Saturday, December 12, 2020

Thomas Merton, Groundling

 


I wrote earlier today in my other, Lion Lamb, blog about the anniversary of the death of Thomas Merton, the Trappist monk. Merton was a hermit and mystic who came to an untimely end during a trip to Thailand where he met with a young Dalai Lama.

It was earlier in 1968, the same year he died, that Merton left Gethsemani monastery in Kentucky, to search out a potential new hermitage amongst the giant trees at Redwoods  Monastery in California. While visiting the relatively new Redwoods he observed 

Everything, from the big ferns as the base of the trees, the dense undergrowth, the long enormous shafts towering endlessly in shadow penetrated here and there by light...The worshipful cold spring spring light on the sandbanks of Eel River, the immense silent redwoods. Like a cathedral...

There is a similar sense of reverence and awe in his nature journals from Gethsemani, collected beautifully by Kathleen Deignan in When the Trees Say Nothing. There is another book, Thomas Merton: The Environmental Visionary by Monica Weis, which I value as well

If this aspect of Merton's varied life intrigues you, there is an excellent article by Fred Bahnson in Emergence Magazine with the title, On the Road With Thomas Merton. 

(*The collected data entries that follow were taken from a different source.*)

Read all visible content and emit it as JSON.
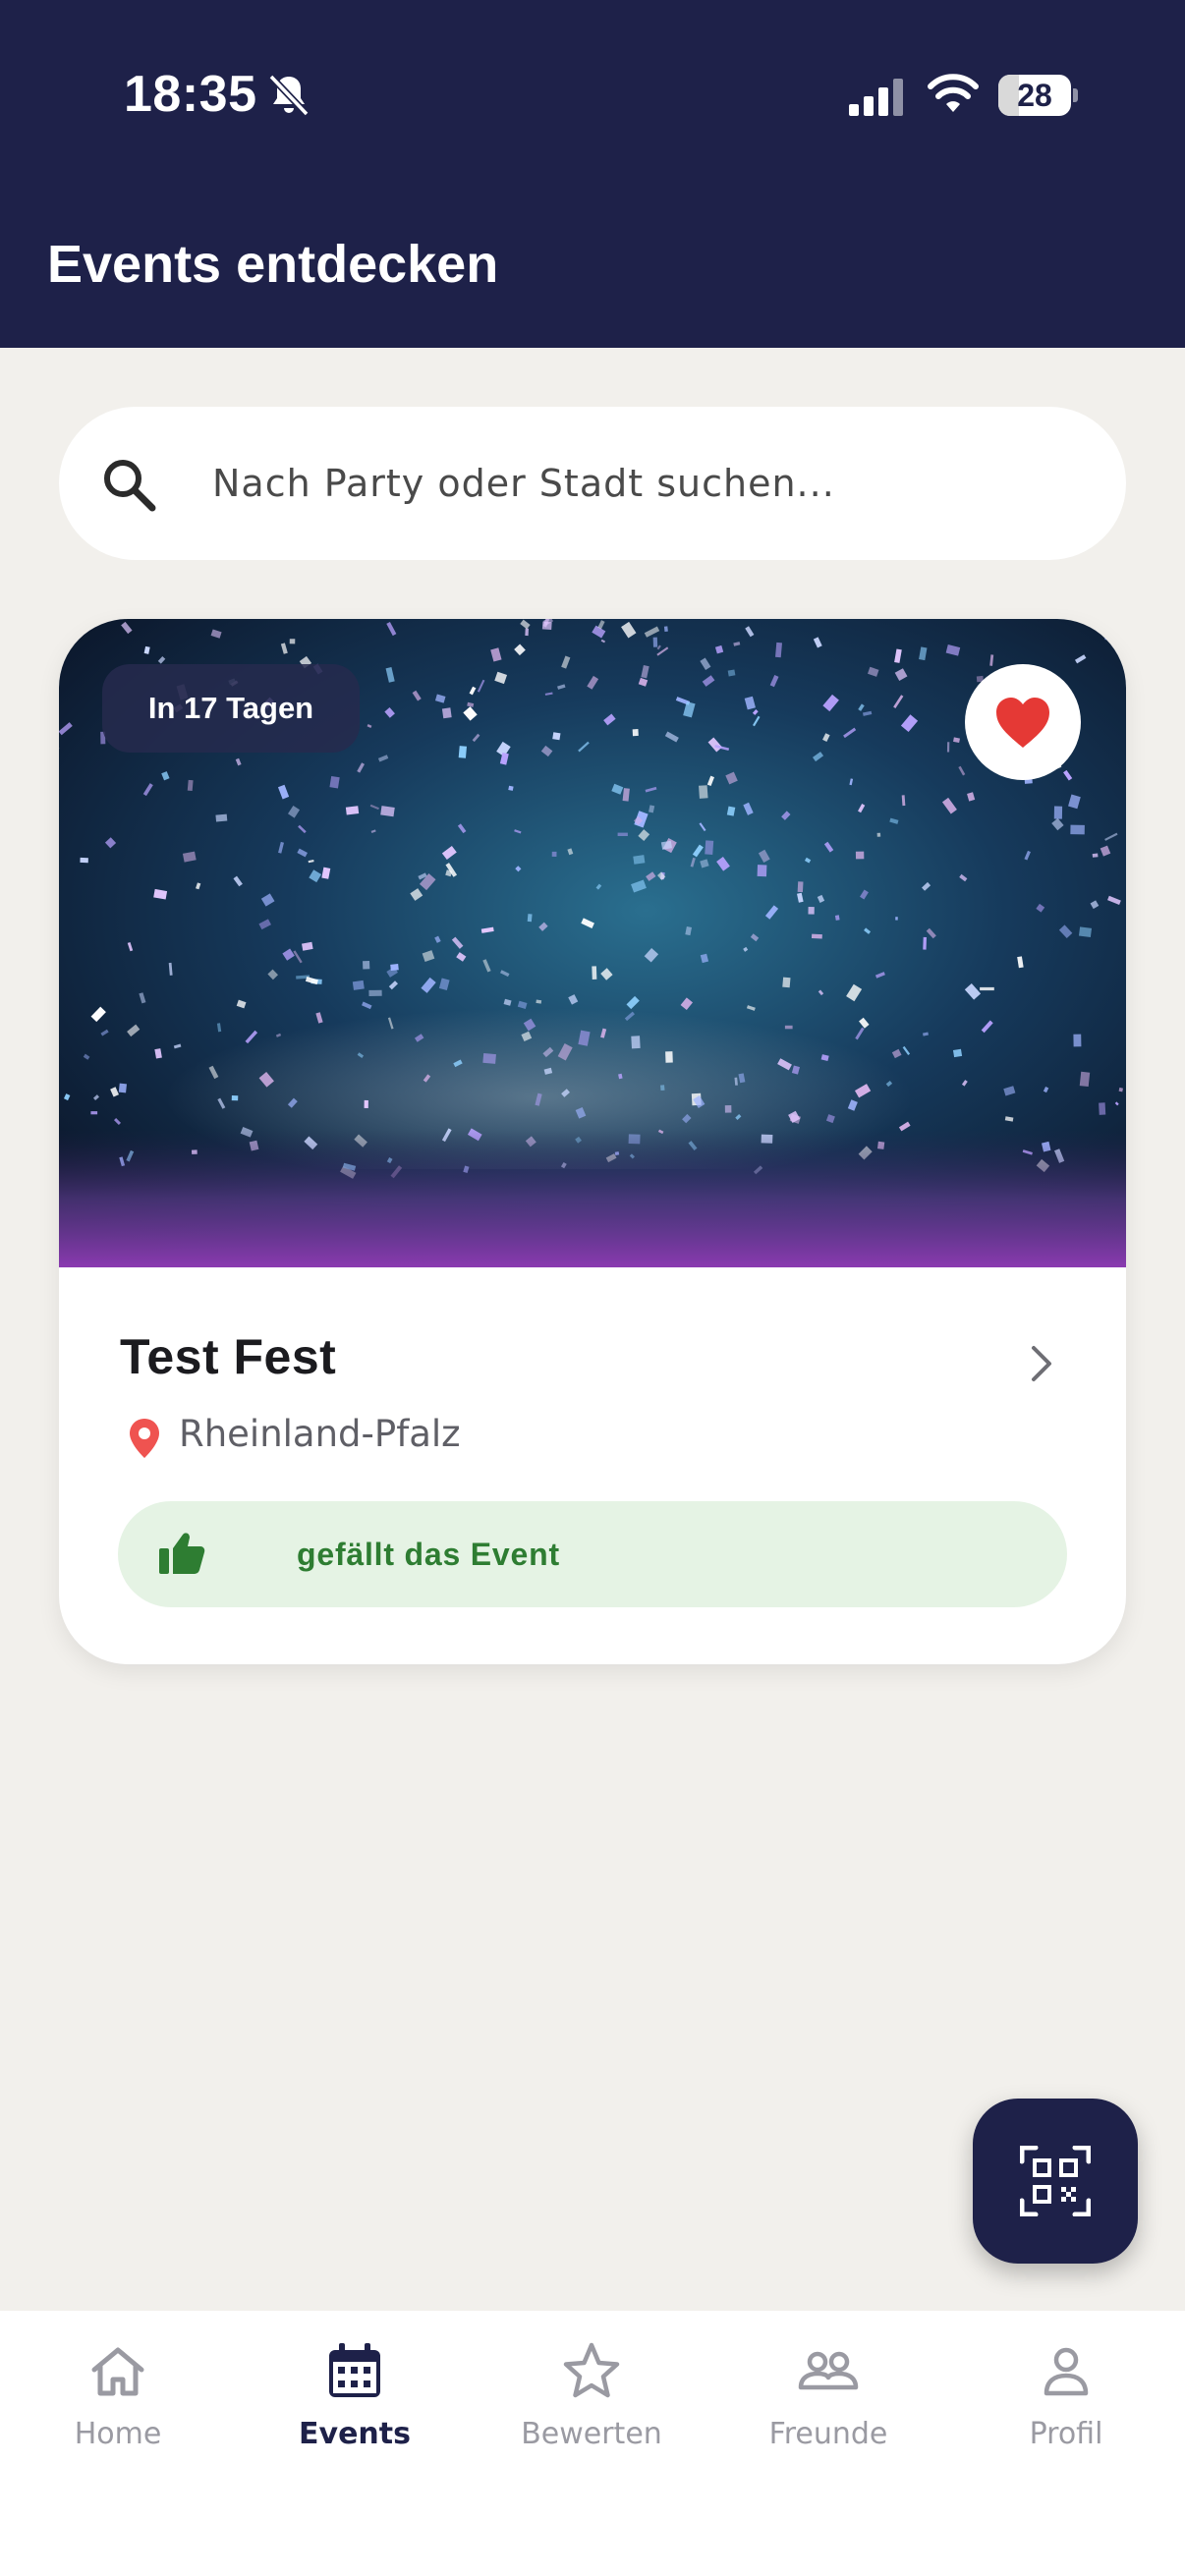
{
  "status_bar": {
    "time": "18:35",
    "battery_level": "28",
    "battery_fraction": 0.28,
    "icons": [
      "bell-slash-icon",
      "signal-icon",
      "wifi-icon",
      "battery-icon"
    ]
  },
  "header": {
    "title": "Events entdecken"
  },
  "search": {
    "placeholder": "Nach Party oder Stadt suchen...",
    "value": "",
    "icon": "search-icon"
  },
  "event_card": {
    "badge": "In 17 Tagen",
    "favorite_icon": "heart-icon",
    "title": "Test Fest",
    "location": "Rheinland-Pfalz",
    "like_label": "gefällt das Event",
    "colors": {
      "heart": "#e53935",
      "like_text": "#2e7d32",
      "like_background": "#e5f3e4",
      "pin": "#ef5350"
    }
  },
  "fab": {
    "icon": "qr-scan-icon"
  },
  "bottom_nav": {
    "active": "Events",
    "items": [
      {
        "label": "Home",
        "icon": "home-icon"
      },
      {
        "label": "Events",
        "icon": "calendar-icon"
      },
      {
        "label": "Bewerten",
        "icon": "star-icon"
      },
      {
        "label": "Freunde",
        "icon": "friends-icon"
      },
      {
        "label": "Profil",
        "icon": "profile-icon"
      }
    ]
  },
  "theme": {
    "primary": "#1e2149",
    "background": "#f2f0ec",
    "inactive": "#9a9aa2"
  }
}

https://emergencemagazine.org/story/on-the-road-with-thomas-merton/

It was in this article that I discovered that Merton also spent time at the Monastery of Christ in the Desert in New Mexico. I've been to Christ in the Desert a couple of times, driving the long, unpaved and slippery road in January a number of years ago. While it was a drive bordering on holy terror, it was also a visit of holy awe and holy because of the solitude and amazing setting. 

I've admired Merton for decades but its been in latter years that I've come to appreciate his love for Creation, He will be remembered for many things and being a committed Groundling should be at the forefront of his legacy.